Ancak, her uyuşmazlık konusu maddi olayın kendi içinde değerlendirilerek gerçek durumun tespit edilmesi de idari yargının resen araştırma yetkisinin bir gereğidir.
Her ne kadar beyanname üzerine “itirazım yoktur” şerhi düşülmüş ise de (önce “itirazım vardır” şerhi düşülüp ardından bunun üzeri çizilerek “itirazım yoktur” şerhine dönüştürülmüştür) beyannamenin tescil edildiği gün olan 24.8.1995 tarihinde verilen dilekçe ile itiraz iradesi ortaya konulduğundan ve itiraz üzerine yapılan ikinci tahlil neticesinin 20.9.1995 tarihinde tebliğ edilmesi üzerine 26.9.1995 tarihinde verilen itiraz dilekçesi ile başlatılan itiraz prosedürü ile itiraz mercilerince esastan incelenerek itiraz reddedildiğinden, mahkemece işin esası incelenerek bir karar verilmesi gerekirken beyanın bağlayıcı olduğu gerekçesiyle, açılan davanın incelenmeksizin reddinde isabet görülmemiştir.

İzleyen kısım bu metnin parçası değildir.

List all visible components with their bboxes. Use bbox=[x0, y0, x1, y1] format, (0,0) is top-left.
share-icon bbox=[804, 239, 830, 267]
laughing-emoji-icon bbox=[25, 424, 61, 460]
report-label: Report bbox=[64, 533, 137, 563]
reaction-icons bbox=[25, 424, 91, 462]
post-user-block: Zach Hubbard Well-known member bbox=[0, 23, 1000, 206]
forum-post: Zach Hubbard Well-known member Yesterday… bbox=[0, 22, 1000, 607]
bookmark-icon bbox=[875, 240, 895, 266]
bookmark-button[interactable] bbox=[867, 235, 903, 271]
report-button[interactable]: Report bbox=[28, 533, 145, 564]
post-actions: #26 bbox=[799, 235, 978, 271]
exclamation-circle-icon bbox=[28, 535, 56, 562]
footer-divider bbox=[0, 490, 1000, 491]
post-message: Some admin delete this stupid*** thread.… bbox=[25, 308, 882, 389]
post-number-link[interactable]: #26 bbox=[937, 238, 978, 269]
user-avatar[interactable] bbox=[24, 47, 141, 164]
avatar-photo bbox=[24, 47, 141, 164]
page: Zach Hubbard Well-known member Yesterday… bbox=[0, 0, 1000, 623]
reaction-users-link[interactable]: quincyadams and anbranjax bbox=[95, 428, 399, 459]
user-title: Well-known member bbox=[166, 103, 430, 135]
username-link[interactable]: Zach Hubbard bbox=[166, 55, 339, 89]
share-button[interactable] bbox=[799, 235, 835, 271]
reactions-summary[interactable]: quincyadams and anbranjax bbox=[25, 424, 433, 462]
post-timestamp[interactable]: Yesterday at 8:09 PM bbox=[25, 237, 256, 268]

Açıklanan nedenlerle, temyiz isteminin kabulü ile mahkeme kararının bozulması gerektiği düşünülmektedir.
Danıştay Savcısı …’in Düşüncesi: 1615 sayılı Gümrük Kanununun 79’uncu maddesinde itirazın 15 gün içinde yapılacağı, bu süre içinde itiraza uğramayan vergiler ile itirazları olmadığını beyanname ve sair tahakkuk kağıdı üzerinde yazı ile beyan edenlerin vergilerinin kanunun 87. maddesi hükmü saklı kalmak üzere itiraz yollarına gitmek bakımından kesinleşmiş olacağı belirtilmiştir.
Dosyanın incelenmesinden, gümrük giriş beyannamesi kapsamı eşyanın 32.14.10.14 istatistik pozisyonunda “plastik esaslı macun” olarak beyanı üzerine eşyanın gümrük vergisinin tahakkuk ettirildiği ve beyannamenin “tahakkuk” ile ilgili (25) ve (53) numaralı sütunlarında tahakkukun “itirazım yoktur” şerhi verildiği ve herhangi bir ihtirazi kaydın bulunmadığı anlaşılmıştır.
Bu durumda tahakkuk, itiraz edilmeksizin kesinleştiğinden, daha sonra yapılan itiraz üzerine idarece tesis edilen işleme karşı açılan davanın incelenmesi mümkün değildir.
Açıklanan nedenlerle, temyiz isteminin reddi gerekeceği düşünülmektedir.

TÜRK MİLLETİ ADINA
Hüküm veren Danıştay Yedinci Dairesince işin gereği görüşüldü:
Temyiz dilekçesinde ileri sürülen iddialar, mahkeme kararının bozulmasını sağlayacak durumda bulunmadığından, temyiz isteminin reddine; kararın onanmasına; hüküm altına alınan tutar üzerinden binde 4.8 oranında ve … liradan az olmamak üzere hesaplanacak nispi karar harcından, mahkemece karara bağlanan harcın mahsubundan sonra, kalan harç tutarının temyiz edenden alınmasına, 17.6.1998 gününde oybirliği ile karar verildi.